Note that you are working with a modified insertion sort in this homework, which you will explore

in more detail in the last part of this assignment. But for this section, do not be alarmed that it

will not necessarily have the n^2 behavior of standard insertion sort that we discussed in class

(that’s why it has been modified!)

Place the answers to the following in our PR4.txt file:

I. Answer following questions for each of the sorting algorithms (i.e. repeat the

questions for each algorithm)

A. What testing parameters did you select so that you could gain insight as to how each

algorithm performs as N increases. This is likely a different set of parameters for each

sort algorithm.
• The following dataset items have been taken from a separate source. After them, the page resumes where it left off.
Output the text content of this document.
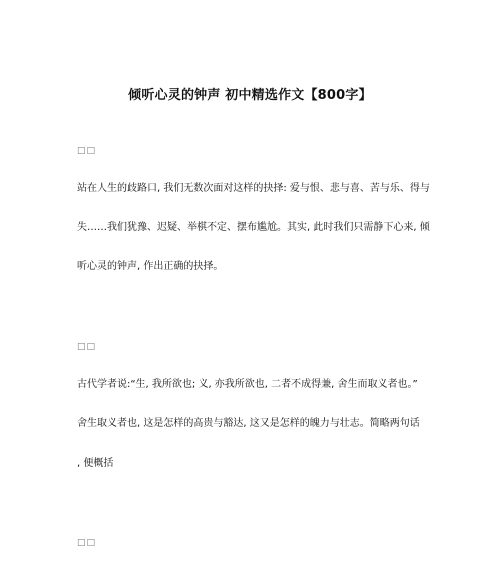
倾听心灵的钟声 初中精选作文【800字】
□□
站在人生的歧路口, 我们无数次面对这样的抉择: 爱与恨、悲与喜、苦与乐、得与
失……我们犹豫、迟疑、举棋不定、摆布尴尬。其实, 此时我们只需静下心来, 倾
听心灵的钟声, 作出正确的抉择。
□□
古代学者说:“生, 我所欲也; 义, 亦我所欲也, 二者不成得兼, 舍生而取义者也。”
舍生取义者也, 这是怎样的高贵与豁达, 这又是怎样的魄力与壮志。简略两句话
, 便概括
□□
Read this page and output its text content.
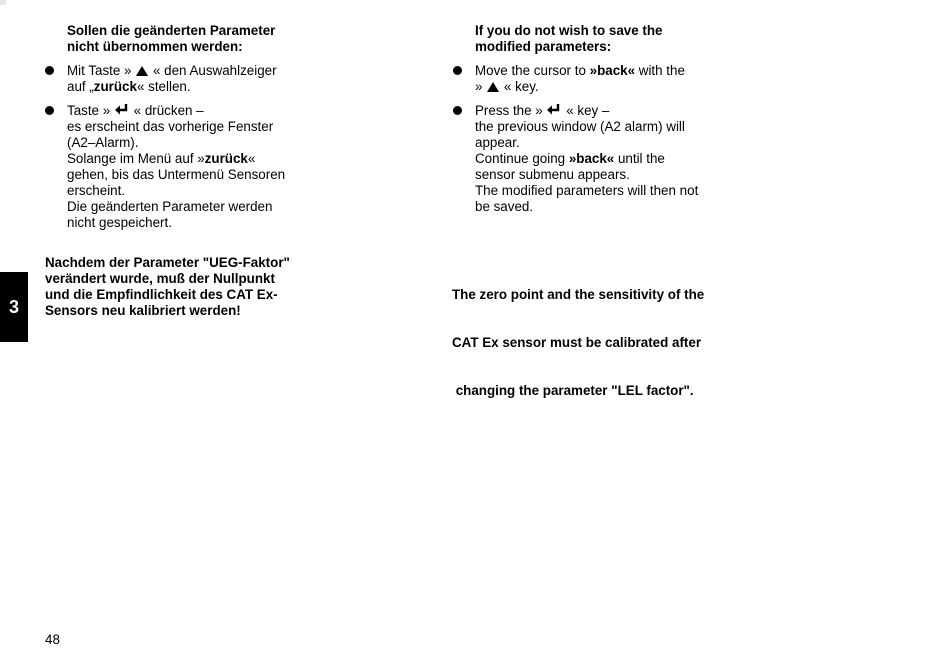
Sollen die geänderten Parameter
nicht übernommen werden:
Mit Taste » « den Auswahlzeiger
auf „zurück« stellen.
Taste » « drücken –
es erscheint das vorherige Fenster
(A2–Alarm).
Solange im Menü auf »zurück«
gehen, bis das Untermenü Sensoren
erscheint.
Die geänderten Parameter werden
nicht gespeichert.
Nachdem der Parameter "UEG-Faktor"
verändert wurde, muß der Nullpunkt
und die Empfindlichkeit des CAT Ex-
Sensors neu kalibriert werden!
If you do not wish to save the
modified parameters:
Move the cursor to »back« with the
» « key.
Press the » « key –
the previous window (A2 alarm) will
appear.
Continue going »back« until the
sensor submenu appears.
The modified parameters will then not
be saved.

The zero point and the sensitivity of the

CAT Ex sensor must be calibrated after

changing the parameter "LEL factor".

3
48
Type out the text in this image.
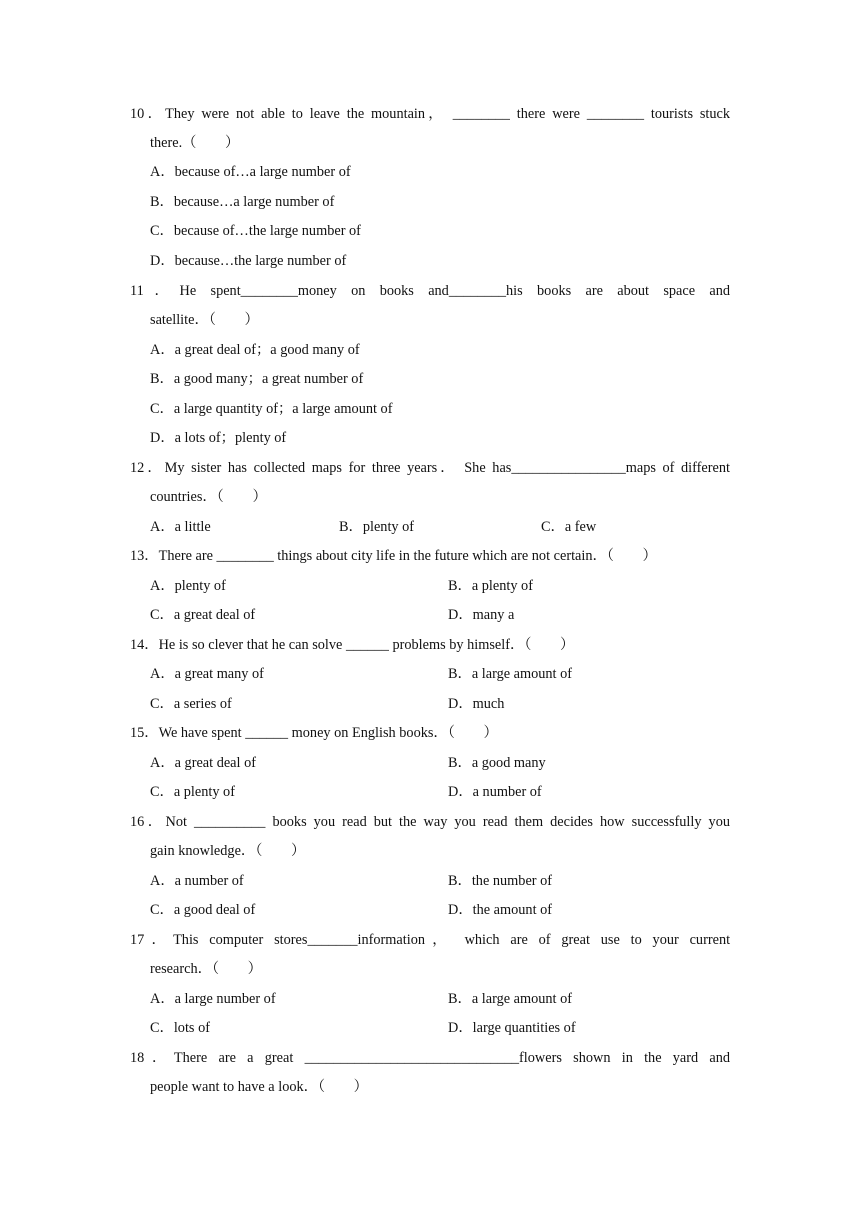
10．They were not able to leave the mountain， ________ there were ________ tourists stuck
there.（　　）
A．because of…a large number of
B．because…a large number of
C．because of…the large number of
D．because…the large number of
11．He spent________money on books and________his books are about space and
satellite．（　　）
A．a great deal of；a good many of
B．a good many；a great number of
C．a large quantity of；a large amount of
D．a lots of；plenty of
12．My sister has collected maps for three years． She has________________maps of different
countries．（　　）
A．a little	B．plenty of	C．a few
13．There are ________ things about city life in the future which are not certain．（　　）
A．plenty of	B．a plenty of
C．a great deal of	D．many a
14．He is so clever that he can solve ______ problems by himself．（　　）
A．a great many of	B．a large amount of
C．a series of	D．much
15．We have spent ______ money on English books．（　　）
A．a great deal of	B．a good many
C．a plenty of	D．a number of
16．Not __________ books you read but the way you read them decides how successfully you
gain knowledge．（　　）
A．a number of	B．the number of
C．a good deal of	D．the amount of
17．This computer stores_______information， which are of great use to your current
research．（　　）
A．a large number of	B．a large amount of
C．lots of	D．large quantities of
18．There are a great ______________________________flowers shown in the yard and
people want to have a look．（　　）
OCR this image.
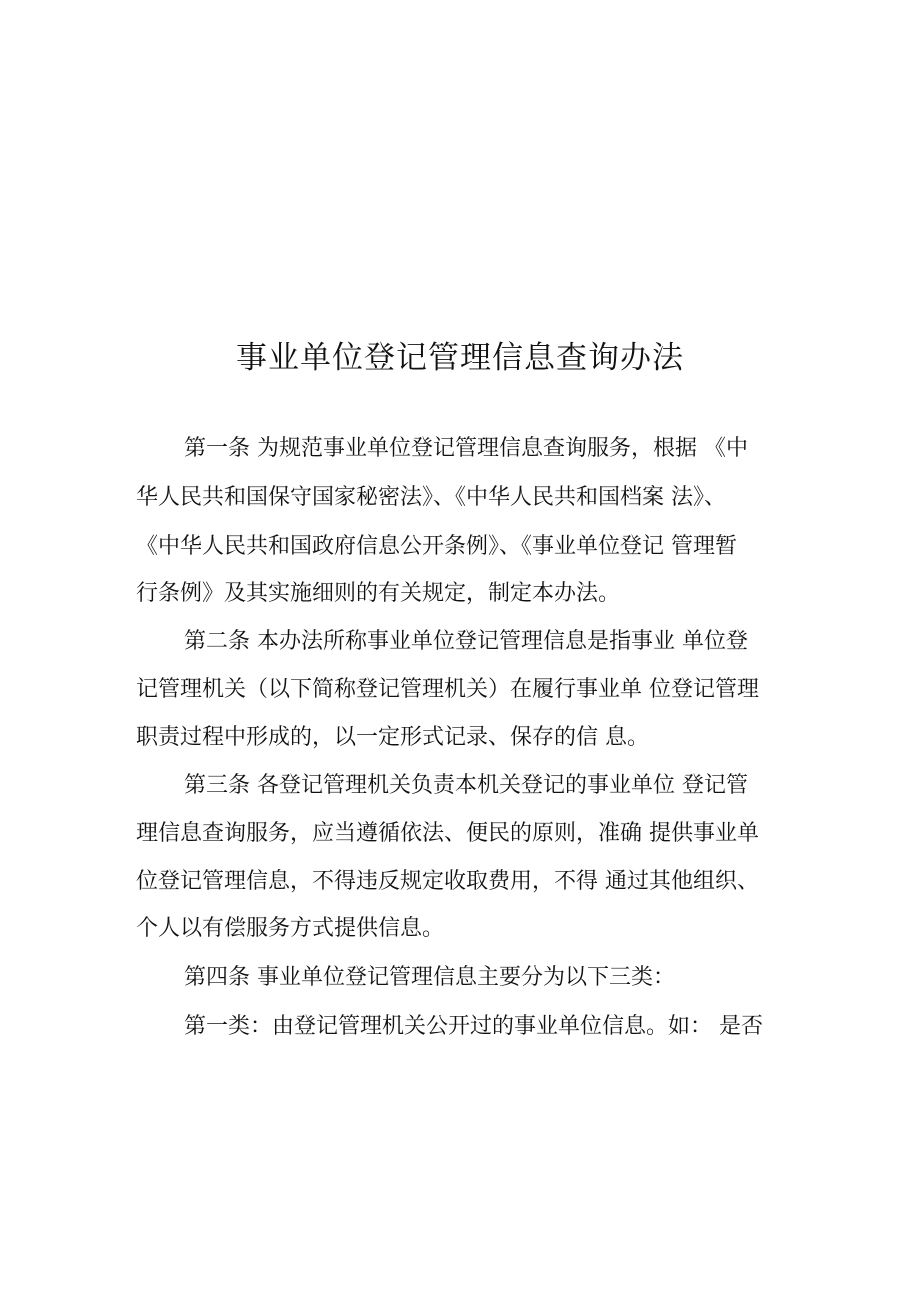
事业单位登记管理信息查询办法

第一条 为规范事业单位登记管理信息查询服务，根据 《中

华人民共和国保守国家秘密法》、《中华人民共和国档案 法》、

《中华人民共和国政府信息公开条例》、《事业单位登记 管理暂

行条例》及其实施细则的有关规定，制定本办法。

第二条 本办法所称事业单位登记管理信息是指事业 单位登

记管理机关（以下简称登记管理机关）在履行事业单 位登记管理

职责过程中形成的，以一定形式记录、保存的信 息。

第三条 各登记管理机关负责本机关登记的事业单位 登记管

理信息查询服务，应当遵循依法、便民的原则，准确 提供事业单

位登记管理信息，不得违反规定收取费用，不得 通过其他组织、

个人以有偿服务方式提供信息。

第四条 事业单位登记管理信息主要分为以下三类：

第一类：由登记管理机关公开过的事业单位信息。如： 是否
Explain briefly why you made your choices (one or two sentences)

B. Copy the output of your actual test run for the algorithm

C. Given the numbers you selected, What is the apparent complexity of each sorting

algorithm. Which data points did you use to come to your conclusion? You might want

to graph time vs. input size see the general shape of how a particular algorithm is

performing. Graphs are not required, they just might help you better understand what is

going on.

(please section each of your answers as )

I. Bubble

A. answer to part A

B. answer to part B

C. answer to part C

II. Insertion

A. answer to part A

B. answer to part B

C. answer to part C

III. Merge

A. answer to part A

B. answer to part B

C. answer to part C

IV. Quick

A. answer to part A

B. answer to part B

C. answer to part C

II. Repeat the above questions, but use the random-strings-sorted.txt as the document.

Use the same format as in part I for your answers

Please note: you may have to give java an argument to increase the stack size for

quicksort. To do this: java -Xss128m SortTimer …

and would set the stack size to 128 MBytes

III. What do you notice about the behaviour of the various algorithms in the pre-sorted

case?

Part 3: Examining Modified Insertion Sort (10 points)

In your PR4.txt file describe how modified insertion sort differs from classic insertion sort.

Specifically,

● what does the method binsearch actually do?

● how is it used in the modified insertion sort?

● what is the space complexity of classic insertion sort? (in other words, how much

additional (temporary) space is required to have insertion sort work)

● what is the space complexity of modified insertion sort? (how much additional

(temporary) space is used by modified insertion sort).

Note: space complexity is very similar to time complexity, it just measures how much memory is

required to run the algorithm Most often (but not always) this in term of how much auxilliary or

extra space is needed for the algorithm to complete (ignoring the space required by the data

structure itself, since it must be stored no matter what)

Turning in your assignment

For this assignment you will turn in your PR4.txt and Merge12.java via gradesource. An

announcement on Piazza will be made when it is ready.